Elaine Wynn ‘Reviewing All Options’ After Board DismissalChristopher Palmeri
Billionaire Elaine Wynn said she is reviewing all of her options after being removed from the board of Wynn Resorts Ltd., the casino company led by her ex-husband, Chairman and Chief Executive Officer Steve Wynn.
“This news is extraordinarily disappointing,” she said in an e-mailed statement, “not just because I, as the co-founder of Wynn Resorts, have devoted my life to making this company a success, but because the decision excludes the last woman director from the board.”
Elaine Wynn, 72, has been embroiled in litigation with her ex-husband over her 9.4 percent stake in the Las Vegas-based casino company. The dispute dates back to an agreement the couple had with Kazuo Okada, an early Wynn Resorts investor, that gave Steve Wynn control over shares held by all three.
Elaine Wynn, whose 9.54 million shares are valued at about $1.36 billion, sought to end that agreement in 2012, a move Steve Wynn is fighting. Okada’s holding was redeemed by the company in a separate dispute.
Wynn Resorts said in a regulatory filing last week it wouldn’t renominate Elaine Wynn.
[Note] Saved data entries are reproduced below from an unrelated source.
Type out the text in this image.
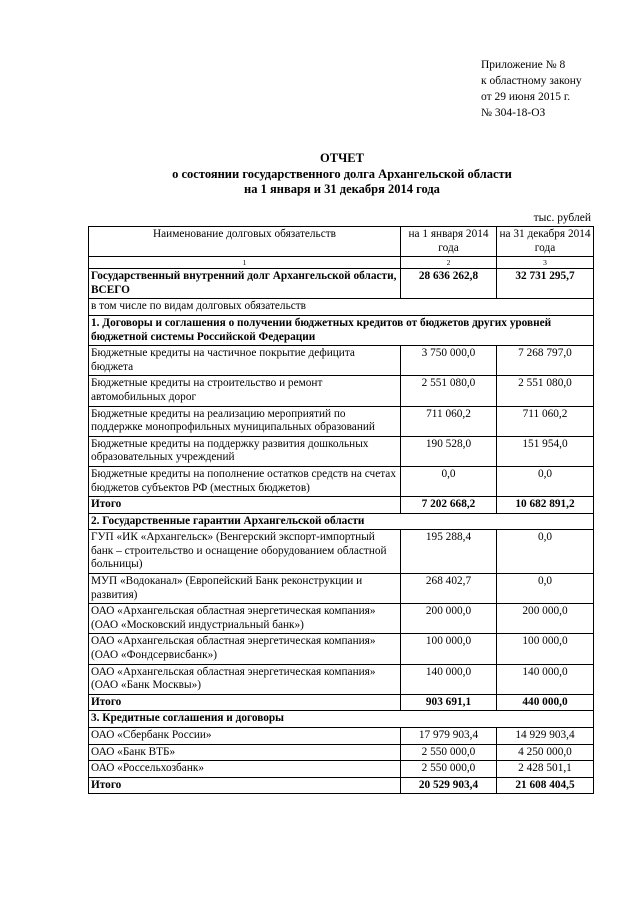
Приложение № 8
к областному закону
от 29 июня 2015 г.
№ 304-18-ОЗ
ОТЧЕТ
о состоянии государственного долга Архангельской области
на 1 января и 31 декабря 2014 года
тыс. рублей
Наименование долговых обязательств	на 1 января 2014 года	на 31 декабря 2014 года
1	2	3
Государственный внутренний долг Архангельской области, ВСЕГО	28 636 262,8	32 731 295,7
в том числе по видам долговых обязательств		
1. Договоры и соглашения о получении бюджетных кредитов от бюджетов других уровней бюджетной системы Российской Федерации		
Бюджетные кредиты на частичное покрытие дефицита бюджета	3 750 000,0	7 268 797,0
Бюджетные кредиты на строительство и ремонт автомобильных дорог	2 551 080,0	2 551 080,0
Бюджетные кредиты на реализацию мероприятий по поддержке монопрофильных муниципальных образований	711 060,2	711 060,2
Бюджетные кредиты на поддержку развития дошкольных образовательных учреждений	190 528,0	151 954,0
Бюджетные кредиты на пополнение остатков средств на счетах бюджетов субъектов РФ (местных бюджетов)	0,0	0,0
Итого	7 202 668,2	10 682 891,2
2. Государственные гарантии Архангельской области		
ГУП «ИК «Архангельск» (Венгерский экспорт-импортный банк – строительство и оснащение оборудованием областной больницы)	195 288,4	0,0
МУП «Водоканал» (Европейский Банк реконструкции и развития)	268 402,7	0,0
ОАО «Архангельская областная энергетическая компания» (ОАО «Московский индустриальный банк»)	200 000,0	200 000,0
ОАО «Архангельская областная энергетическая компания» (ОАО «Фондсервисбанк»)	100 000,0	100 000,0
ОАО «Архангельская областная энергетическая компания» (ОАО «Банк Москвы»)	140 000,0	140 000,0
Итого	903 691,1	440 000,0
3. Кредитные соглашения и договоры		
ОАО «Сбербанк России»	17 979 903,4	14 929 903,4
ОАО «Банк ВТБ»	2 550 000,0	4 250 000,0
ОАО «Россельхозбанк»	2 550 000,0	2 428 501,1
Итого	20 529 903,4	21 608 404,5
The board cited her lack of independence under Nasdaq-listing standards and the impact of the dispute on “the atmosphere in and effectiveness of her participation on the board.”
Elaine Wynn told the company she intends to nominate herself for a board seat at the April 24 annual meeting in Las Vegas if removed, according to last week’s filing.
Wynn fell 0.7 percent to $142.43 at the close in New York. The stock has declined 4.3 percent this year.
In an e-mailed statement Monday, Wynn Resorts said its 73-year-old CEO, who holds a 10 percent stake, backed Elaine Wynn’s continued service as a director.
“Steve Wynn supported the board candidacy of Elaine Wynn,” the statement read, “but the board, as a whole, accepted the recommendations of the nominating and corporate governance committee comprised solely of independent directors to reduce the number of inside directors and to not renominate her.”
The company also said it would take diversity into account as it evaluates potential candidates for one or two independent director spots.